Watchdog’s annual review highlights “widening cracks” in complaints systems as investigations data suggests councils are responsible for systemic problems rather than one-off mistakes with local Government services.

03/08/21

Complaint investigations increasingly finding systemic problems in social care

The Local Government and Social Care Ombudsman (LGSCO) has published its annual review of complaints over the past year, highlighting “widening cracks” in the way local authorities handle complaints regarding social services.

The data shows the Ombudsman has upheld more than two thirds (67%) of all complaints – continuing an upward trend since it started publishing its uphold rate. The data showed that over the past 12 months, the Ombudsman found fault in more than three quarters of complaints investigated about Education and Children’s Services (77%).
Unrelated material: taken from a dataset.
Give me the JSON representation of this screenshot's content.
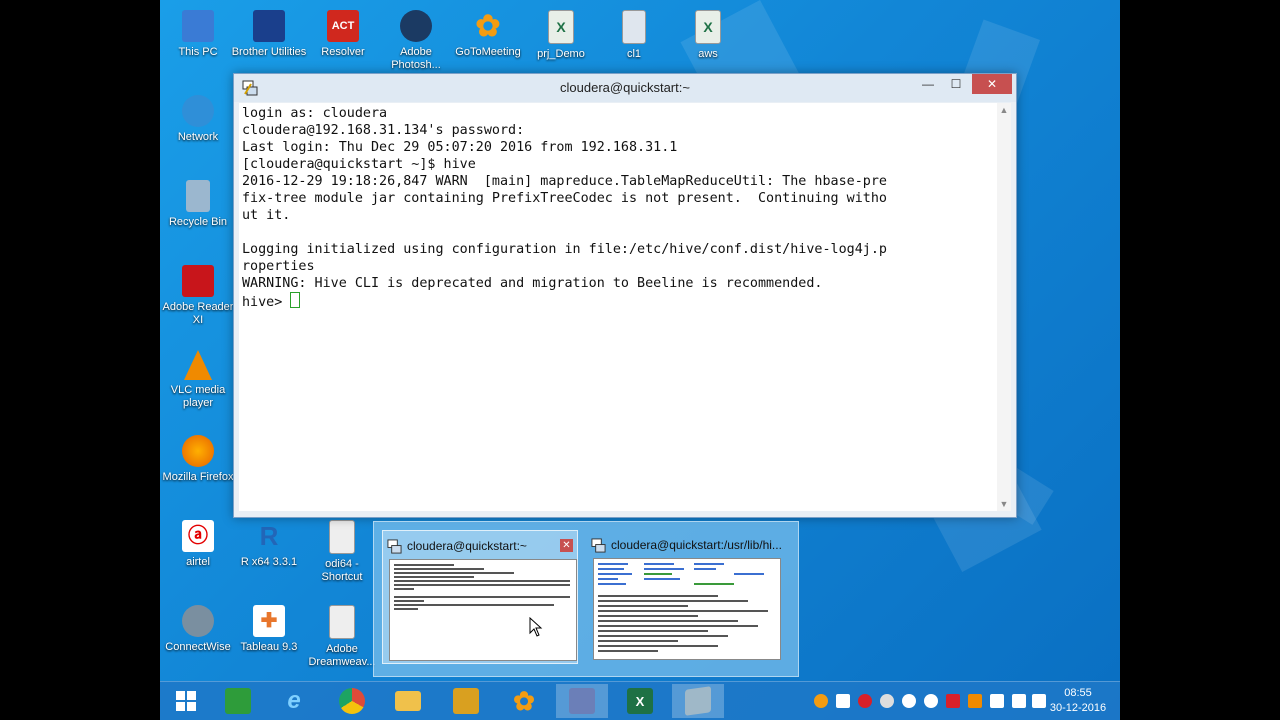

The Ombudsman’s office was closed to new complaints at the height of the first COVID-19 lockdown, and so registered fewer complaints than recent years. Despite this, however, the watchdog still received 11,830 complaints and enquiries from members of the public.

The Ombudsman says its investigations undertaken over the past year have led to more than 3,100 recommendations to put things right for individuals. There were also nearly 1,500 recommendations for councils to improve their services for others – such as revising procedures and training staff – a higher proportion of the total number of recommendations than previous years, suggesting the watchdog’s investigations are increasingly finding systemic problems rather than one-off mistakes with local government services.

The Ombudsman says it is seeing high levels of compliance with its recommendations, too with councils carrying out its recommendations in 99.5% of cases.

Michael King, Local Government and Social Care Ombudsman, said this year seems to have been the most difficult for local authorities.

“While the way local authorities dealt with the pressures of COVID-19 is still being played out in our casework, early indications suggest it is only widening the cracks that were already there, and has deepened our concerns about the status of complaints services within councils. These concerns are not new and cannot be wholly attributed to the trials of the pandemic,” King said.

“I am concerned about the general erosion to the visibility, capacity, and status of complaint functions within councils.

“Listening to public complaints is an essential part of a well-run and properly accountable local authority, committed to public engagement, learning, and improvement. I know the best councils still understand this and put local democracy and good complaints handling at the forefront of their services.”